I’ve lived in all the regions of the United States, including Puerto Rico, and yet have always felt like an "interior exile." This has allowed me to get a different perspective on our country than someone who is perhaps strictly a regionalist or who writes selectively within ethnic identity. Many of our "border crossings" have nothing to do with actual countries. Instead of living in a gay community, I now live in Toledo near the Jeep factory where all kinds of people live next to each other. Neighbors have gotten used to us: our "noisy" house color (South Beach gold-green), askew garden, antique French doors we chose over an expensive car. I prefer a real place rather than an imaginary nation; the ghosts remind me to value what is here, what might be realized.

Q.

What about Shelley makes him your beloved?

A.

I love how Shelley isn’t self-conscious—he embraces all his emotions. The ephemeral qualities of his poetry bespeak vision and craft. He has always been a contrast to his friend Lord Byron whose work is not dissimilar to my own: he uses personae, has a wicked sense of humor, and is pensive sometimes at great cost.

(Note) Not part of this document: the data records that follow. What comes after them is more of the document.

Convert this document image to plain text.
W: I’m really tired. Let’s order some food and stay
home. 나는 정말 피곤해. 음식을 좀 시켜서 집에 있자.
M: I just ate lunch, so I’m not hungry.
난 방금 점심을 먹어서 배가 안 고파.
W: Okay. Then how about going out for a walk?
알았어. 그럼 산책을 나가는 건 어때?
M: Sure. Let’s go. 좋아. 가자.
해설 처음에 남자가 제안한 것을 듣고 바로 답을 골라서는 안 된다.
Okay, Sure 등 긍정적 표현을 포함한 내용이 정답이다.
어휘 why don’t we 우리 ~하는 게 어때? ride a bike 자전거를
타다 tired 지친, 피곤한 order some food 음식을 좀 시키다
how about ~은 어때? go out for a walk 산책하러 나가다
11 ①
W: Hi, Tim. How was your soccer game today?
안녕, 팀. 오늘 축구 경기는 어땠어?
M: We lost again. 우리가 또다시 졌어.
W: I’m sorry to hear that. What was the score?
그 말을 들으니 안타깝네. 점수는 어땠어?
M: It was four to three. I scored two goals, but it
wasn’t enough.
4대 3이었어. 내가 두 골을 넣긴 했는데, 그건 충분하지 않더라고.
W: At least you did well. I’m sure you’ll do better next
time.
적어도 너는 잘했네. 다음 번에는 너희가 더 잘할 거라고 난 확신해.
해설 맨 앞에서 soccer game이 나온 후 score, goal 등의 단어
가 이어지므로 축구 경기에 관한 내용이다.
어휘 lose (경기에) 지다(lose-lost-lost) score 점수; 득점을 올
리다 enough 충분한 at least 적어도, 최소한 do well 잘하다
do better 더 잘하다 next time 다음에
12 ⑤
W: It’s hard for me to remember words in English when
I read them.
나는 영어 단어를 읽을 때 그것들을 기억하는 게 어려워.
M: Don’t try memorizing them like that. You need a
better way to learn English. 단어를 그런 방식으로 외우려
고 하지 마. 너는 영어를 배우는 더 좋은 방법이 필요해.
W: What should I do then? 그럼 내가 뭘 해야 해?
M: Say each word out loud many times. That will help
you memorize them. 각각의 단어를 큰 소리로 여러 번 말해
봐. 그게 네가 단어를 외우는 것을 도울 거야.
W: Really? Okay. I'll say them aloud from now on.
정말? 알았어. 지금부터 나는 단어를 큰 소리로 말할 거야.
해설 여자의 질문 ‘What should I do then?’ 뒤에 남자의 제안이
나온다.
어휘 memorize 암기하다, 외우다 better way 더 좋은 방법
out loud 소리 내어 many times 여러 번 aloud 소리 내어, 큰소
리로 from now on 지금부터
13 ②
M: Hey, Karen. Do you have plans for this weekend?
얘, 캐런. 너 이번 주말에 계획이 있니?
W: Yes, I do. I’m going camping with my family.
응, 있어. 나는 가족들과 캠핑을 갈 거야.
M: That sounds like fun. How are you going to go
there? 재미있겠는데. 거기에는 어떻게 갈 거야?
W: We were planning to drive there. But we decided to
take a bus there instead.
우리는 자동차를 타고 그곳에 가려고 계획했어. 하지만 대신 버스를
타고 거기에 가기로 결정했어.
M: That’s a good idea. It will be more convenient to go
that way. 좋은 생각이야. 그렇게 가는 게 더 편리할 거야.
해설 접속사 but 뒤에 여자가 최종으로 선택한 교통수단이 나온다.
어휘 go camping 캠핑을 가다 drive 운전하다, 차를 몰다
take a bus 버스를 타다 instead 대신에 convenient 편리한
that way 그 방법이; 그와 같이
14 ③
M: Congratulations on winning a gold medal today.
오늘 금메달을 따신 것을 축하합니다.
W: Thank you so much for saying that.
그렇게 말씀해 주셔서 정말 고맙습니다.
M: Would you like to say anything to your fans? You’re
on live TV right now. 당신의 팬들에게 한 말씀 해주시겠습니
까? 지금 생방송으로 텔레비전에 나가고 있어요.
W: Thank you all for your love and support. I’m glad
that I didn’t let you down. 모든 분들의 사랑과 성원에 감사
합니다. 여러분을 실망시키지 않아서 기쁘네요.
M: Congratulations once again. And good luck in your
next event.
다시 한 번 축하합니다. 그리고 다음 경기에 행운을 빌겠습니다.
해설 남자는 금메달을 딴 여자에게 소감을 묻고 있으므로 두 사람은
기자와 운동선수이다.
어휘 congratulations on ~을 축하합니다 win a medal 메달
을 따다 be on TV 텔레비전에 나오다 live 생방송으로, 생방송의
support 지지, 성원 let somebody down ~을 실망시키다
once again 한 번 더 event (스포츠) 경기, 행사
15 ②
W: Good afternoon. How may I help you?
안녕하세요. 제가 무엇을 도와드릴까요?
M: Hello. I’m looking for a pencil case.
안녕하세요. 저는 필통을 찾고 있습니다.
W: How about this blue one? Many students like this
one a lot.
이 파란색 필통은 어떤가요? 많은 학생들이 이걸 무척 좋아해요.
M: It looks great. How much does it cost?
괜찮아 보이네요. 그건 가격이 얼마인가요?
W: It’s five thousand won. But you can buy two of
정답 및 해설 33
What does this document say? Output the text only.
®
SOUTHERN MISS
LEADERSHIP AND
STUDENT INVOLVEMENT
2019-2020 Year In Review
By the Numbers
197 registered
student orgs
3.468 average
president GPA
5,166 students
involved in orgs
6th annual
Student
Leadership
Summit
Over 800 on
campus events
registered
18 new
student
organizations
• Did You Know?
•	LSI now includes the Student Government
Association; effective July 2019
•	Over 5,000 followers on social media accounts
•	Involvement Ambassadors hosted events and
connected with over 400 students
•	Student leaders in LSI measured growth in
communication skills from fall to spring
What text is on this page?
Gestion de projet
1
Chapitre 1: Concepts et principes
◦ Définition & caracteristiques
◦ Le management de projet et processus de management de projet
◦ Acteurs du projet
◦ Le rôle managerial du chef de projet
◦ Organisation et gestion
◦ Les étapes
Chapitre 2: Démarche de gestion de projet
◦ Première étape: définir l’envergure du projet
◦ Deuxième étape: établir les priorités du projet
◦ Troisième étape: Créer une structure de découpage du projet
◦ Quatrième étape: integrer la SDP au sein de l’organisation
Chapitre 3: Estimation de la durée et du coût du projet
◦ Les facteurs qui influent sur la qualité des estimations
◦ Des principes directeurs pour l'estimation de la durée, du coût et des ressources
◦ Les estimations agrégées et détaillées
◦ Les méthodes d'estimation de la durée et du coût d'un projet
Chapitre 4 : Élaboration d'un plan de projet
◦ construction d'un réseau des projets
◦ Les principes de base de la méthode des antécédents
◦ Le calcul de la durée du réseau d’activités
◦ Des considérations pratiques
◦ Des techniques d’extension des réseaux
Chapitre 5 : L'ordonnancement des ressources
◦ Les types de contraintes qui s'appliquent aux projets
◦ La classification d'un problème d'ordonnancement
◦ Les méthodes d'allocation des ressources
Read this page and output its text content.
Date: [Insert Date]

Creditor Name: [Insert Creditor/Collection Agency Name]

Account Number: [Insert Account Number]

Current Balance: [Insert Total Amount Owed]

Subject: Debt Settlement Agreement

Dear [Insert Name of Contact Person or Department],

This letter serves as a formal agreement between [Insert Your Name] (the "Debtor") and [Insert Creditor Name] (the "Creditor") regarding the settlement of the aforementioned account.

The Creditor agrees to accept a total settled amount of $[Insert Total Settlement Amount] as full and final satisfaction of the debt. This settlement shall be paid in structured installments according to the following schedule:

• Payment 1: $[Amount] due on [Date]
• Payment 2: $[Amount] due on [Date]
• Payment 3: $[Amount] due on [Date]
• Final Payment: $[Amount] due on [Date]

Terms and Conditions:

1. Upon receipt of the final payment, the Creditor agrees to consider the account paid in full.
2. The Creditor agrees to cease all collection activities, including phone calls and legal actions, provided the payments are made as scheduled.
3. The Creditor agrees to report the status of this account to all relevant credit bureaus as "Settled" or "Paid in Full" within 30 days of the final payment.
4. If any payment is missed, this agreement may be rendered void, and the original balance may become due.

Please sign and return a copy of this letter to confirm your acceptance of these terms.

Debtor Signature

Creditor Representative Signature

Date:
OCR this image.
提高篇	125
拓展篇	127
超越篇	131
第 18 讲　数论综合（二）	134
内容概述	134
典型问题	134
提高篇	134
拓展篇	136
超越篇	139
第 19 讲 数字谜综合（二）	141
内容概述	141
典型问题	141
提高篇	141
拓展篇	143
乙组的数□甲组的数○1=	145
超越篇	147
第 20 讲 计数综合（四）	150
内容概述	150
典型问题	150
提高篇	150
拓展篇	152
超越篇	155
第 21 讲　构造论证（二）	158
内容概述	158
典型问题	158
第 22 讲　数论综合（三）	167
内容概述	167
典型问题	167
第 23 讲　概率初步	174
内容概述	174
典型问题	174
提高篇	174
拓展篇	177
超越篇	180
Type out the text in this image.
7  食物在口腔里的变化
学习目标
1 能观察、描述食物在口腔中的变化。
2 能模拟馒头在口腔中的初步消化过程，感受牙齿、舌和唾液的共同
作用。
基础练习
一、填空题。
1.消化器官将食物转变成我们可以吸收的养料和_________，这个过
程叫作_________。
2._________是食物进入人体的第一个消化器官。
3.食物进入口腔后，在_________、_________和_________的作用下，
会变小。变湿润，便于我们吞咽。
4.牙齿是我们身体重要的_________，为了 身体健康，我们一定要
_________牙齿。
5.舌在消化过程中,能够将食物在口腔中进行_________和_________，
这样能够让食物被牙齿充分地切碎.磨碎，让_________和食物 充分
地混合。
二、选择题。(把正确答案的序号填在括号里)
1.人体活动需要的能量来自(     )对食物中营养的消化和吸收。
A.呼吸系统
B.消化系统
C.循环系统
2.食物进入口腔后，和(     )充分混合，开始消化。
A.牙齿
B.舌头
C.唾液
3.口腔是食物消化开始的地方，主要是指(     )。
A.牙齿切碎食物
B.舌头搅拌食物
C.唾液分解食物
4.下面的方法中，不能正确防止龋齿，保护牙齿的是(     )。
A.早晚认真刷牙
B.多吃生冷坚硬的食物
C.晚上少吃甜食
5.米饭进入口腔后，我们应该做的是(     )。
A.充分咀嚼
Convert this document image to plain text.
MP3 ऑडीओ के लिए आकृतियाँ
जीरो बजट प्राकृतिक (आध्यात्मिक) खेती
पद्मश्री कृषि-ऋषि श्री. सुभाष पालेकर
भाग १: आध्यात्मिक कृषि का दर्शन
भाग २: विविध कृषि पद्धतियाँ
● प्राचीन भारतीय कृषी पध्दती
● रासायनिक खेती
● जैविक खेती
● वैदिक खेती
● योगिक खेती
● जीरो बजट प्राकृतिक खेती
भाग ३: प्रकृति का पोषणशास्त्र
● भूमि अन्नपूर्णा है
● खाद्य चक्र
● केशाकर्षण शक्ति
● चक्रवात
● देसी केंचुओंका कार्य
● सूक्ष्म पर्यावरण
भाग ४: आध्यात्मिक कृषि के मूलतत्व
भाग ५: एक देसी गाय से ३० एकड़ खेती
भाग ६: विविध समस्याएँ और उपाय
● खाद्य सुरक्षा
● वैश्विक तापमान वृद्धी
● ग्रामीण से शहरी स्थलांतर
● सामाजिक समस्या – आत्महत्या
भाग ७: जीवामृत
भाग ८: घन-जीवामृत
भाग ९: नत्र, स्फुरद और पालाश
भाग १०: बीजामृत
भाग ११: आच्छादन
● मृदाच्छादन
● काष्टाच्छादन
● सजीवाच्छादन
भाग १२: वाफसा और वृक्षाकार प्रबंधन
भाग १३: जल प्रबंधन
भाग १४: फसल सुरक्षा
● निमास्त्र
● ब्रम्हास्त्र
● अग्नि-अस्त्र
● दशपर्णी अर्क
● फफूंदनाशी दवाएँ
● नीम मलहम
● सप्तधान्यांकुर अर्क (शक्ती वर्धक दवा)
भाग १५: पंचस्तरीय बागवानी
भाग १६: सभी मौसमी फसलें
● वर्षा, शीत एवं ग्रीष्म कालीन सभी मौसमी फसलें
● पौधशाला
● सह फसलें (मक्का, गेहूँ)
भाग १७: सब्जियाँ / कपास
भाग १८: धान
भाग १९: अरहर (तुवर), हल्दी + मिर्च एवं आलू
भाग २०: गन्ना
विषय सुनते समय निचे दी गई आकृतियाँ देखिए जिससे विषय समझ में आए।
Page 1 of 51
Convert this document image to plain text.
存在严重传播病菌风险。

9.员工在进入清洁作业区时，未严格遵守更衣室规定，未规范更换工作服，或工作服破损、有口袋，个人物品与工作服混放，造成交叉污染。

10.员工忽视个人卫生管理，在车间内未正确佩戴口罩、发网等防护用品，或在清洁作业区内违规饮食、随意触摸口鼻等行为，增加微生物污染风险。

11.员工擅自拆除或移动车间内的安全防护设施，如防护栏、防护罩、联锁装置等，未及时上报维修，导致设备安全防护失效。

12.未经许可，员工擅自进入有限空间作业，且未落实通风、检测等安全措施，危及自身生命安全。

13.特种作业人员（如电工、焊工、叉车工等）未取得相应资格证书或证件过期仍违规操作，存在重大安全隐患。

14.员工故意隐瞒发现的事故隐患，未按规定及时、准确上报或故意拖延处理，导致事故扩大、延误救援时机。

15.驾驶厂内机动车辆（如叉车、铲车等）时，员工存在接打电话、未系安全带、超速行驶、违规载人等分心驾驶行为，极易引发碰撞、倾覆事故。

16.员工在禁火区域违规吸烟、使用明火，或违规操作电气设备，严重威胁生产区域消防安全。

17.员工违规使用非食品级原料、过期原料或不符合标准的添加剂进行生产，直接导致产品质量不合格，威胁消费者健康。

I do not classify myself as a Romanticist; human nature intrigues me much more than nature does. The Portable Famine does evoke many earlier writers, but not merely as touchstones. They are friends.

Q.
If questions are feasts, is the famine a lack of questions that follows you from place to place?
A.

I’ve learned that one’s hunger(s) follows you from place to place. Learning how to ask real questions is everyone’s life’s work. Occasionally, real answers arrive. Most often, though, illusion (or the "mirage" from the earlier question) is a safer route, a less taxing choice. Yet, that is also the route of eventual suffering. Even though I’m not religious, I’m attracted to two religious figures: Isaiah of the Old Testament who knows about human ache and also the Laughing Buddha who knows of the curative powers of laughter and joy. Who knows more about place than the displaced? I crafted this book to be about feasts, famines, and to honor the art of thriving against all odds.